Der Reihe nach. Eine erste Recherche konnten die Angaben von Vinko L. nicht bestätigten. Die folgende Anfrage bei der Pressestelle von Rapid beantworte Pressesprecher Peter Klinglmüller prompt. Demnach stehen weder Spieler Dejan Ljubicic noch Trainer Goran Djuricin in einem „Verwandtschaftsverhältnis“ zum „Derby-Flitzer“.
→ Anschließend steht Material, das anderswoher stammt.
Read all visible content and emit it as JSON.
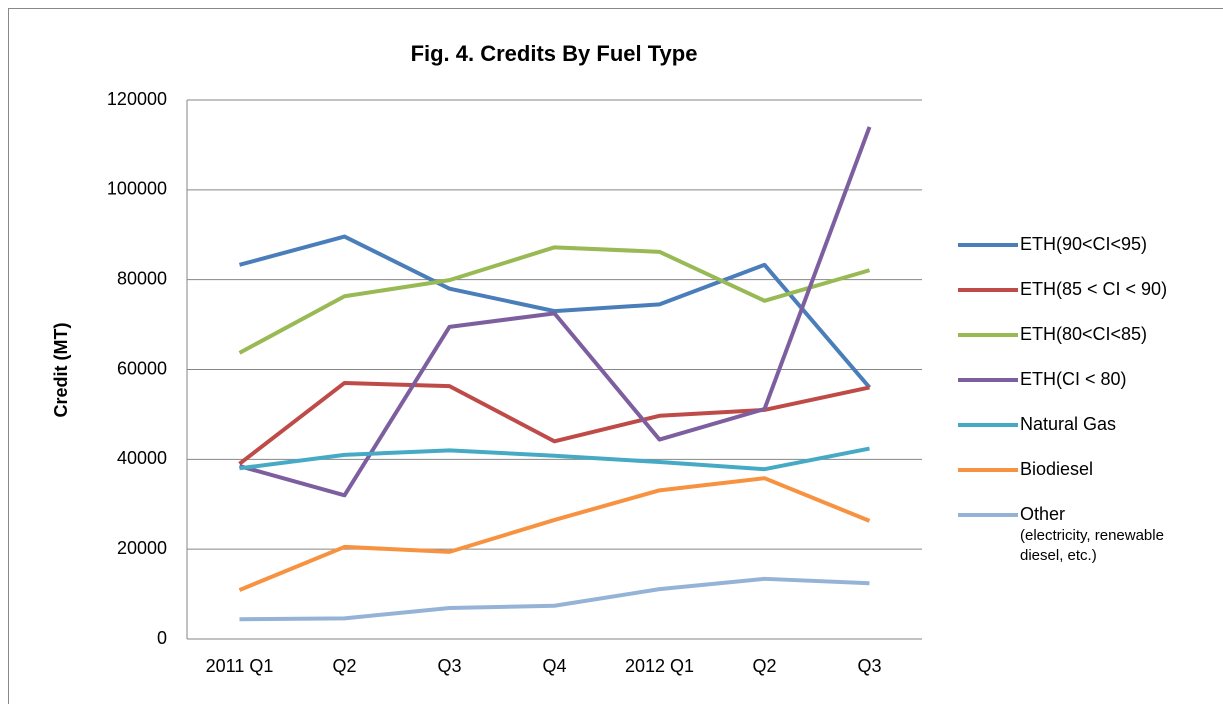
{
  "chart_data": {
    "type": "line",
    "title": "Fig. 4. Credits By Fuel Type",
    "y_label": "Credit (MT)",
    "categories": [
      "2011 Q1",
      "Q2",
      "Q3",
      "Q4",
      "2012 Q1",
      "Q2",
      "Q3"
    ],
    "series": [
      {
        "name": "ETH(90<CI<95)",
        "color": "#4a7ebb",
        "values": [
          83300,
          89600,
          78000,
          73000,
          74500,
          83300,
          56000
        ]
      },
      {
        "name": "ETH(85 < CI < 90)",
        "color": "#be4b48",
        "values": [
          39000,
          57000,
          56300,
          44000,
          49700,
          51000,
          56000
        ]
      },
      {
        "name": "ETH(80<CI<85)",
        "color": "#98b954",
        "values": [
          63700,
          76300,
          79900,
          87200,
          86200,
          75300,
          82100
        ]
      },
      {
        "name": "ETH(CI < 80)",
        "color": "#7d5fa0",
        "values": [
          38500,
          32000,
          69500,
          72500,
          44400,
          51200,
          114000
        ]
      },
      {
        "name": "Natural Gas",
        "color": "#46aac5",
        "values": [
          38000,
          41000,
          42000,
          40800,
          39400,
          37800,
          42400
        ]
      },
      {
        "name": "Biodiesel",
        "color": "#f69240",
        "values": [
          10900,
          20500,
          19400,
          26500,
          33100,
          35800,
          26300
        ]
      },
      {
        "name": "Other",
        "color": "#95b3d7",
        "values": [
          4400,
          4600,
          6900,
          7400,
          11100,
          13400,
          12400
        ]
      }
    ],
    "legend_note": [
      "(electricity, renewable",
      "diesel, etc.)"
    ],
    "ylim": [
      0,
      120000
    ],
    "yticks": [
      0,
      20000,
      40000,
      60000,
      80000,
      100000,
      120000
    ],
    "grid": true,
    "legend": "right"
  }
}
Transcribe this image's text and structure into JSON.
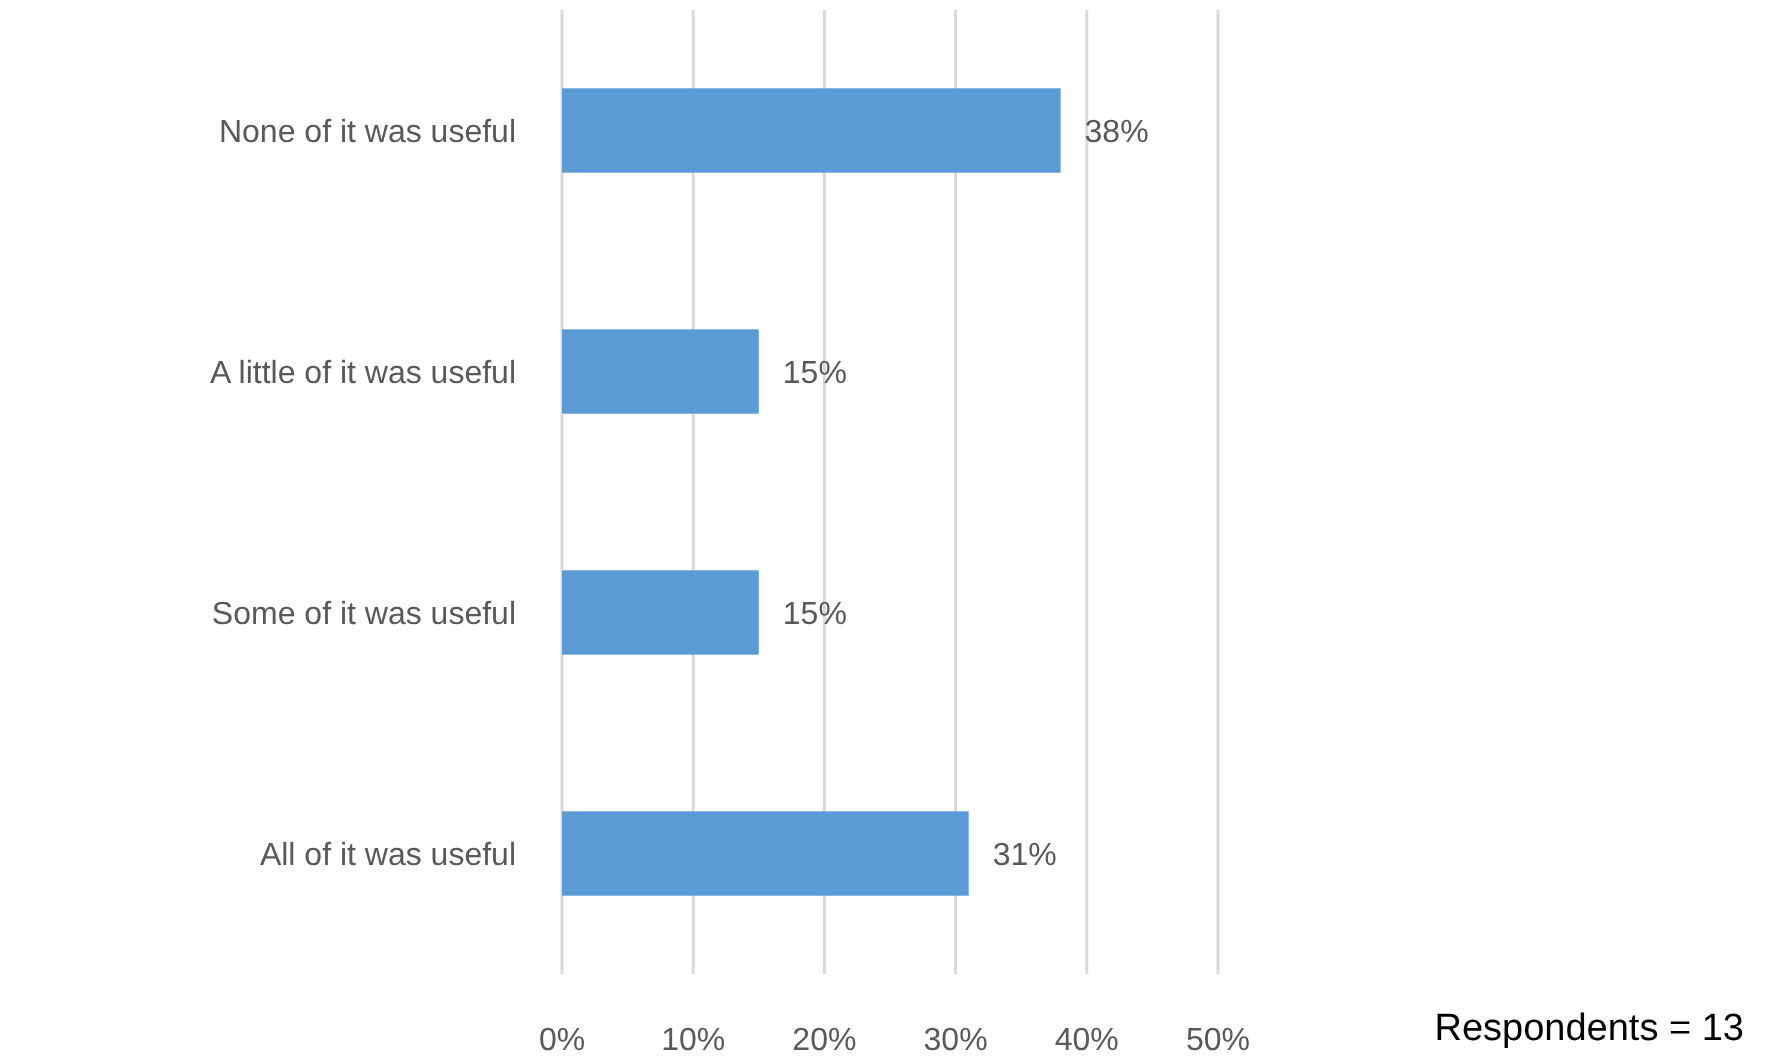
{
  "chart_data": {
    "type": "bar",
    "orientation": "horizontal",
    "categories": [
      "None of it was useful",
      "A little of it was useful",
      "Some of it was useful",
      "All of it was useful"
    ],
    "values": [
      38,
      15,
      15,
      31
    ],
    "value_labels": [
      "38%",
      "15%",
      "15%",
      "31%"
    ],
    "color": "#5b9bd5",
    "xlim": [
      0,
      50
    ],
    "xticks": [
      {
        "value": 0,
        "label": "0%"
      },
      {
        "value": 10,
        "label": "10%"
      },
      {
        "value": 20,
        "label": "20%"
      },
      {
        "value": 30,
        "label": "30%"
      },
      {
        "value": 40,
        "label": "40%"
      },
      {
        "value": 50,
        "label": "50%"
      }
    ],
    "grid": "x",
    "annotations": [
      "Respondents = 13"
    ]
  }
}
Das Statement im Wortlaut entnehmen Sie der Infobox.

Infobox:

Aufgrund der kursierenden Gerüchte, dass unser Spieler Dejan Ljubicic mit einem der beiden „Flitzer“ vom Wiener Derby nach dessen eigener Aussage verwandt wäre, möchte der SK Rapid wie folgt klarstellen: Nach mehrfacher Rücksprache mit Dejan Ljubicic informieren wir, dass der besagte Vinko L. mit ihm weder bekannt und schon gar nicht verwandt ist. Die Glaubwürdigkeit des vermeintlichen Ljubicic-Cousins ist wohl auch daran zu erkennen, dass er im Umfeld des gestrigen ORF-Interviews noch behauptet hat, weder Ljubicic noch den Spieler der Wiener Austria, von dem er über Umwege Freikarten für das Derby erhalten hat, zu kennen. Laut Recherchen vom ORF-Landesstudio Wien hat auch die Familie des Vinko L. bestätigt, dass kein Verwandtschaftsverhältnis zur Familie von Dejan Ljubicic besteht. Auch Trainer Goran Djuricin ist mit den beiden Flitzern trotz anders lautender Gerüchte weder bekannt und schon gar nicht verwandt!